Anthologie bilingue de la poésie latine (dir. Philippe Heuzé)

Précieuse archéo­lo­gie 

Les lec­trice et  lec­teurs en voyant ce titre pour­raient  s’attendre à une antho­lo­gie clas­sique  des grands auteurs latins. Or il n’en est rien. Certes, se retrouvent dans des tra­duc­tions nou­velles Plaute, Térence, Cicé­ron, Lucrèce, Catulle, Vir­gile, Horace, Ovide, Sénèque, Mar­tial, Stace, Juvé­nal jusqu’aux Pria­pées ano­nymes et un choix d’épitaphes.
Mais l’anthologie ne se contente de ce “peu” qui pour­rait néan­moins être à lui seul un tout.  Preuve que pen­dant deux mil­lé­naires  le latin per­siste même dans sa ver­sion qu’on nomme “basse”. De fait,  il n’est pas ce qu’il fut pen­dant 1000 ans et plus : la langue de la phi­lo­so­phie, de la reli­gion, des sciences, de la poésie .

Pour le prou­ver, Phi­lippe Heuzé et son équipe font renaître les poètes païens des IIIe et IVe siècles, les poètes chré­tiens de l’Antiquité et du Moyen Âge de Lac­tance, ainsi que des hymnes litur­giques (le Salve Regina), des poèmes sati­riques, moraux ou reli­gieux, la poé­sie éro­tique du Chan­son­nier de Ripoll,  les poètes de l’humanisme et de la Renais­sance : entre autres Pétrarque, Boc­cace,  Érasme, l’Arioste, Gior­dano Bruno, Du Bel­lay, Tho­mas More.

Même en s’étiolant peu à peu, le latin et son usage ne sont pas consi­dé­rés — du moins chez les let­trés — comme d’abolis bibe­lots sonores et scrip­tu­raux. Pour beau­coup parmi eux, c’est même la langue par excel­lence. Celle de la poé­sie et de l’amour. Celle qui favo­rise les émois de l’âme éprise plus que la bâtar­dise des corps “ani­maux”.
Sa dou­ceur, sa musique, son dul­cedo enchan­taient le jeune Pétrarque avant même qu’il ne la com­prenne, rap­pellent les auteurs.

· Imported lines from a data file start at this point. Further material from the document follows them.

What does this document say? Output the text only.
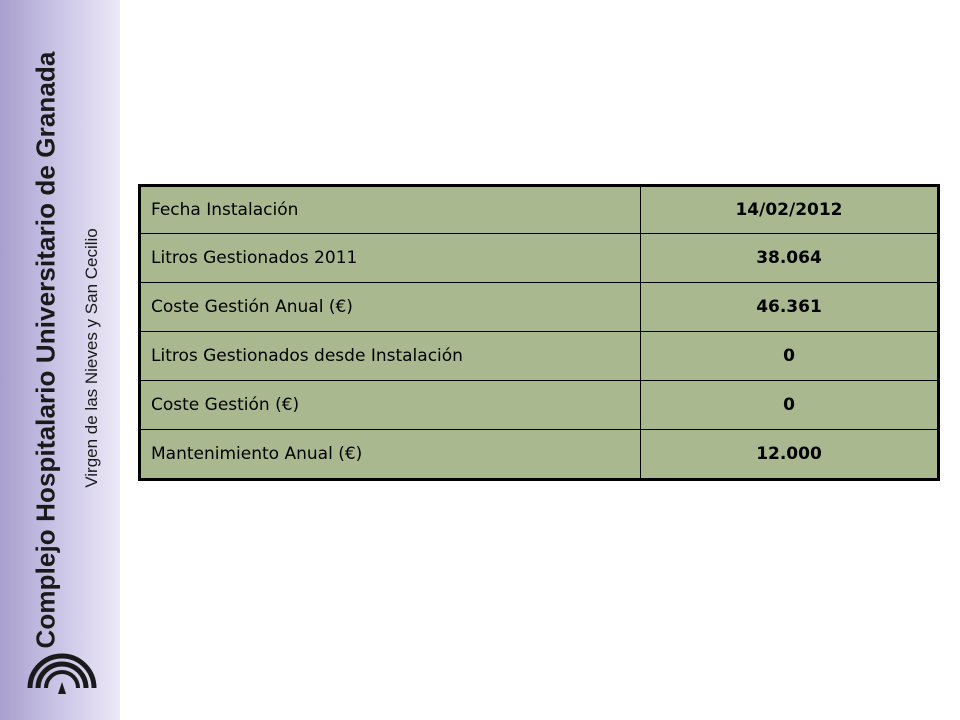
Complejo Hospitalario Universitario de Granada Virgen de las Nieves y San Cecilio
Fecha Instalación	14/02/2012
Litros Gestionados 2011	38.064
Coste Gestión Anual (€)	46.361
Litros Gestionados desde Instalación	0
Coste Gestión (€)	0
Mantenimiento Anual (€)	12.000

Un tel ouvrage reste une archéo­lo­gie pré­cieuse et le plus pas­sion­nant tient aussi à ce qu’il nous ramène aux temps les plus récents. Com­po­sant “Ver erat…,” l’élève Rim­baud uti­lise l’hexamètre dac­ty­lique propre au latin. Mais il n’est pas le seul à l’emprunter.  Bau­de­laire, Gio­vanni Pas­coli lui tiennent com­pa­gnie.
Et ce, jusqu’à Pas­cal Qui­gnard. Celui-ci n’a cesse de reve­nir s’y ali­men­ter à cette source d’où jaillirent en grande par­tie et entre autres ses Petits Trai­tés.

jean-paul gavard-perret

Antho­lo­gie bilingue de la poé­sie latine, édi­tion de Phi­lippe Heuzé, Biblio­thèque de la Pléiade, Gal­li­mard, Paris, 2020, 1920 p. — 69,00 €.